Por fin, un día cogí un tren y volví a la gris Girona y al pequeño ático de Anne. Tal como imaginaba, fue una desconocida la que me abrió la puerta. Por supuesto, no tenía idea de quién era la antigua inquilina. Antes de irme le pregunté si en el edificio vivía un caballero ruso, un señor ya mayor, y la desconocida me dijo que sí, que llamara a una de las puertas del segundo.
Me atendió un señor muy mayor que apenas andaba apoyado aparatosamente en un enorme bastón de encina, que más que bastón parecía un báculo o un instrumento de lucha. Recordaba a Anne Moore. De hecho, recordaba casi todas las cosas que habían sucedido en el siglo XX, aunque eso, admitió, no era digno de ponderación. Le expliqué que hacía mucho no sabía nada de ella y que acudía a él en busca de alguna información. Poca información tengo, dijo, sólo unas cartas desde América, un gran país en el que me hubiera gustado vivir más tiempo. Aprovechó el pie para contarme sucintamente los años que había vivido en Nueva York y sus andanzas como croupier en Atlantic City. Después recordó las cartas y me hizo un té mientras se demoraba en buscarlas. Por fin apareció con tres postales. Todas de América, dijo. No sé en qué momento comprendí que estaba completamente loco. Me pareció lógico, dentro de lo que cabía. Me pareció justo y me relajé, anticipándome al final.

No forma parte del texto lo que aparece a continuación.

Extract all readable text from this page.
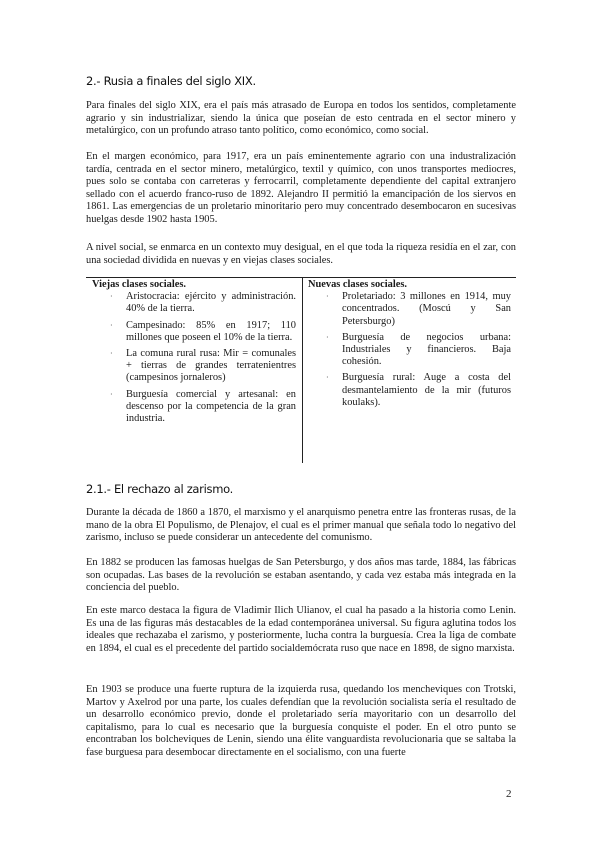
2.- Rusia a finales del siglo XIX.

Para finales del siglo XIX, era el país más atrasado de Europa en todos los sentidos, completamente agrario y sin industrializar, siendo la única que poseían de esto centrada en el sector minero y metalúrgico, con un profundo atraso tanto político, como económico, como social.

En el margen económico, para 1917, era un país eminentemente agrario con una industralización tardía, centrada en el sector minero, metalúrgico, textil y químico, con unos transportes mediocres, pues solo se contaba con carreteras y ferrocarril, completamente dependiente del capital extranjero sellado con el acuerdo franco-ruso de 1892. Alejandro II permitió la emancipación de los siervos en 1861. Las emergencias de un proletario minoritario pero muy concentrado desembocaron en sucesivas huelgas desde 1902 hasta 1905.

A nivel social, se enmarca en un contexto muy desigual, en el que toda la riqueza residía en el zar, con una sociedad dividida en nuevas y en viejas clases sociales.

Viejas clases sociales.
· Aristocracia: ejército y administración. 40% de la tierra.
· Campesinado: 85% en 1917; 110 millones que poseen el 10% de la tierra.
· La comuna rural rusa: Mir = comunales + tierras de grandes terratenientres (campesinos jornaleros)
· Burguesía comercial y artesanal: en descenso por la competencia de la gran industria.
Nuevas clases sociales.
· Proletariado: 3 millones en 1914, muy concentrados. (Moscú y San Petersburgo)
· Burguesía de negocios urbana: Industriales y financieros. Baja cohesión.
· Burguesía rural: Auge a costa del desmantelamiento de la mir (futuros koulaks).
2.1.- El rechazo al zarismo.

Durante la década de 1860 a 1870, el marxismo y el anarquismo penetra entre las fronteras rusas, de la mano de la obra El Populismo, de Plenajov, el cual es el primer manual que señala todo lo negativo del zarismo, incluso se puede considerar un antecedente del comunismo.

En 1882 se producen las famosas huelgas de San Petersburgo, y dos años mas tarde, 1884, las fábricas son ocupadas. Las bases de la revolución se estaban asentando, y cada vez estaba más integrada en la conciencia del pueblo.

En este marco destaca la figura de Vladimir Ilich Ulianov, el cual ha pasado a la historia como Lenin. Es una de las figuras más destacables de la edad contemporánea universal. Su figura aglutina todos los ideales que rechazaba el zarismo, y posteriormente, lucha contra la burguesía. Crea la liga de combate en 1894, el cual es el precedente del partido socialdemócrata ruso que nace en 1898, de signo marxista.

En 1903 se produce una fuerte ruptura de la izquierda rusa, quedando los mencheviques con Trotski, Martov y Axelrod por una parte, los cuales defendían que la revolución socialista sería el resultado de un desarrollo económico previo, donde el proletariado sería mayoritario con un desarrollo del capitalismo, para lo cual es necesario que la burguesía conquiste el poder. En el otro punto se encontraban los bolcheviques de Lenin, siendo una élite vanguardista revolucionaria que se saltaba la fase burguesa para desembocar directamente en el socialismo, con una fuerte

2
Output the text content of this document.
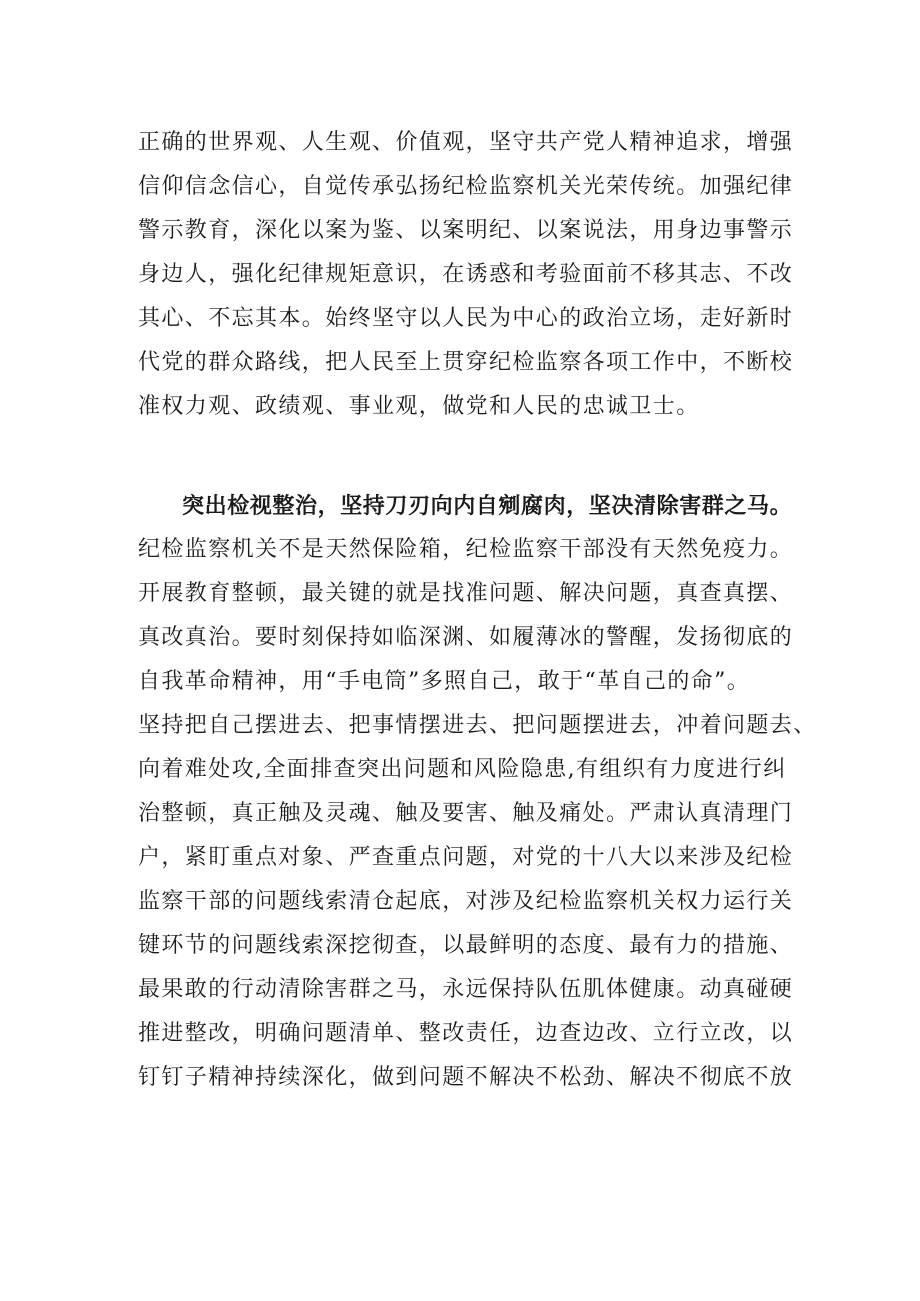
正确的世界观、人生观、价值观，坚守共产党人精神追求，增强
信仰信念信心，自觉传承弘扬纪检监察机关光荣传统。加强纪律
警示教育，深化以案为鉴、以案明纪、以案说法，用身边事警示
身边人，强化纪律规矩意识，在诱惑和考验面前不移其志、不改
其心、不忘其本。始终坚守以人民为中心的政治立场，走好新时
代党的群众路线，把人民至上贯穿纪检监察各项工作中，不断校
准权力观、政绩观、事业观，做党和人民的忠诚卫士。
突出检视整治，坚持刀刃向内自剜腐肉，坚决清除害群之马。
纪检监察机关不是天然保险箱，纪检监察干部没有天然免疫力。
开展教育整顿，最关键的就是找准问题、解决问题，真查真摆、
真改真治。要时刻保持如临深渊、如履薄冰的警醒，发扬彻底的
自我革命精神，用“手电筒”多照自己，敢于“革自己的命”。
坚持把自己摆进去、把事情摆进去、把问题摆进去，冲着问题去、
向着难处攻,全面排查突出问题和风险隐患,有组织有力度进行纠
治整顿，真正触及灵魂、触及要害、触及痛处。严肃认真清理门
户，紧盯重点对象、严查重点问题，对党的十八大以来涉及纪检
监察干部的问题线索清仓起底，对涉及纪检监察机关权力运行关
键环节的问题线索深挖彻查，以最鲜明的态度、最有力的措施、
最果敢的行动清除害群之马，永远保持队伍肌体健康。动真碰硬
推进整改，明确问题清单、整改责任，边查边改、立行立改，以
钉钉子精神持续深化，做到问题不解决不松劲、解决不彻底不放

El ruso me extendió las tres postales por encima del té humeante. Estaban en orden de llegada, estaban escritas en inglés. La primera era de Nueva York. Reconocí la letra de Anne. Decía las cosas de siempre y terminaba rogándole que se cuidara, que comiera todos los días y asegurándole que lo recordaba y que le enviaba besos. La postal era una foto de la Quinta Avenida. La segunda postal era de Seattle. Una vista aérea del puerto. Y mucho más escueta que la primera y también más ininteligible. Entendí que hablaba de exilios y de crímenes. La tercera postal era de Berkeley, de una tranquila calle del Berkeley bohemio, según rezaba en la leyenda. Estoy viendo a mis antiguos amigos y haciendo otros nuevos, decía la clara caligrafía de Anne Moore. Y terminaba igual que la primera, recomendándole al querido Alexéi que se cuidara y que no se olvidara de comer todos los días, aunque fuera sólo un poco.